26 MASA KELAM BOCAH UTARA

590 55 8
                                    

Terdapat adegan sadis dan memicu trauma. Harap bijak dalam membaca
.

Vanilla duduk di sisi Shira yang kini juga duduk menghadapnya. Sempat Vanilla melirik Reiver yang kini berdiri sekitar sepuluh meter dari mereka, sebelum kembali tersenyum sumringah kepada Shira.

"Vanilla, kau tidak perlu memasang topeng di hadapan ku. Aku tahu bagaimana perasaanmu saat ini." Ujar Shira yang sukses mengubah senyum sumringah Vanilla menjadi senyum lembut. Sorot mata Vanilla pun kini berubah sendu.

"Aku terlambat.

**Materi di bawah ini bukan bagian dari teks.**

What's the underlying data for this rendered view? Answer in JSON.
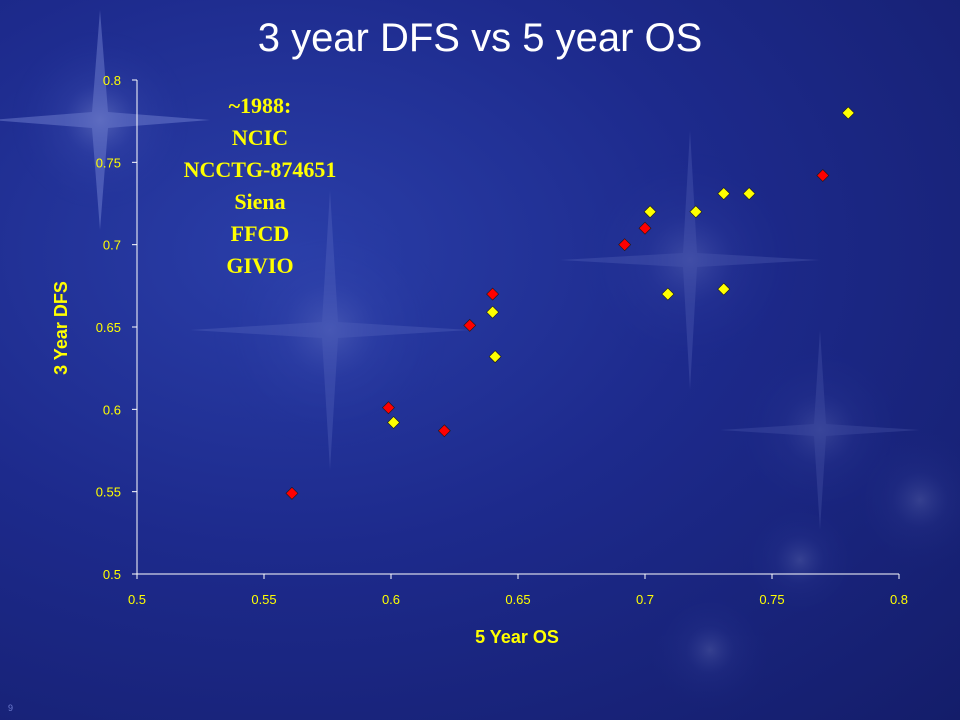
{
  "slide": {
    "title": "3 year DFS vs 5 year OS",
    "note_lines": [
      "~1988:",
      "NCIC",
      "NCCTG-874651",
      "Siena",
      "FFCD",
      "GIVIO"
    ],
    "slide_number": "9"
  },
  "colors": {
    "background": "#1d2a8c",
    "title": "#ffffff",
    "note": "#ffff00",
    "axis_label": "#ffff00",
    "tick_label": "#ffff00",
    "axis_line": "#ffffff",
    "series_red": "#ff0000",
    "series_yellow": "#ffff00"
  },
  "chart_data": {
    "type": "scatter",
    "title": "",
    "xlabel": "5 Year OS",
    "ylabel": "3 Year DFS",
    "xlim": [
      0.5,
      0.8
    ],
    "ylim": [
      0.5,
      0.8
    ],
    "xticks": [
      "0.5",
      "0.55",
      "0.6",
      "0.65",
      "0.7",
      "0.75",
      "0.8"
    ],
    "yticks": [
      "0.5",
      "0.55",
      "0.6",
      "0.65",
      "0.7",
      "0.75",
      "0.8"
    ],
    "grid": false,
    "legend": "none",
    "series": [
      {
        "color": "#ff0000",
        "marker": "diamond",
        "points": [
          {
            "x": 0.561,
            "y": 0.549
          },
          {
            "x": 0.599,
            "y": 0.601
          },
          {
            "x": 0.621,
            "y": 0.587
          },
          {
            "x": 0.631,
            "y": 0.651
          },
          {
            "x": 0.64,
            "y": 0.67
          },
          {
            "x": 0.692,
            "y": 0.7
          },
          {
            "x": 0.7,
            "y": 0.71
          },
          {
            "x": 0.77,
            "y": 0.742
          }
        ]
      },
      {
        "color": "#ffff00",
        "marker": "diamond",
        "points": [
          {
            "x": 0.601,
            "y": 0.592
          },
          {
            "x": 0.64,
            "y": 0.659
          },
          {
            "x": 0.641,
            "y": 0.632
          },
          {
            "x": 0.702,
            "y": 0.72
          },
          {
            "x": 0.709,
            "y": 0.67
          },
          {
            "x": 0.72,
            "y": 0.72
          },
          {
            "x": 0.731,
            "y": 0.731
          },
          {
            "x": 0.731,
            "y": 0.673
          },
          {
            "x": 0.741,
            "y": 0.731
          },
          {
            "x": 0.78,
            "y": 0.78
          }
        ]
      }
    ]
  }
}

Si bajingan itu benar-benar ahli merampas. Sekarang dia bahkan merampas manusia dan merampas kebebasanmu. Maaf aku tidak bisa mencegahnya." Ujar Vanilla sembari menunduk. Dia tidak sanggup beradu pandang dengan gadis di hadapannya.

"Itu bukan kewajibanmu. Aku lah yang salah. Aku masih kurang pengalaman, sehingga bisa dikelabui, padahal aku Einer Alitheia."

"Itu bukan salahmu Shira, dia tahu cara mengakali ability Alitheia. Dia bisa membuat pikiran yang bertentangan dengan hatinya. Mungkin hatinya di penuhi cinta kepadamu, tapi pikirannya yang sinting memikirkan rencana gila. Harus aku katakan, dia itu bukan manusia tapi monster."

Shira tertawa geli mendengar sebutan untuk Reiver yang meluncur dari bibir Vanilla. Shira tahu itu ucapan yang buruk, tapi faktanya ucapan Vanilla ada benarnya.

Ketika Shira tertawa sumringah karena Vanilla, di saat itulah tanpa sadar tangan Reiver mengepal kuat. Reiver tidak mengerti isi hatinya saat ini, yang jelas dadanya terasa panas dan sesak.

"Benar-benar mengerikan bukan? Hatinya berkata cinta tapi pikirannya berkata mengekang. Tapi bukankah manusia memang begitu? Kebanyakan tidak pernah jujur kepada dirinya sendiri, apalagi kepada orang lain."

Kali ini kata-kata Shira lah yang sukses membuat Vanilla tersenyum. Mereka berdua kemudian tertawa karena sama-sama memikirkan dan merasakan hal yang serupa. Yaitu betapa menyedihkan dan munafik-nya manusia.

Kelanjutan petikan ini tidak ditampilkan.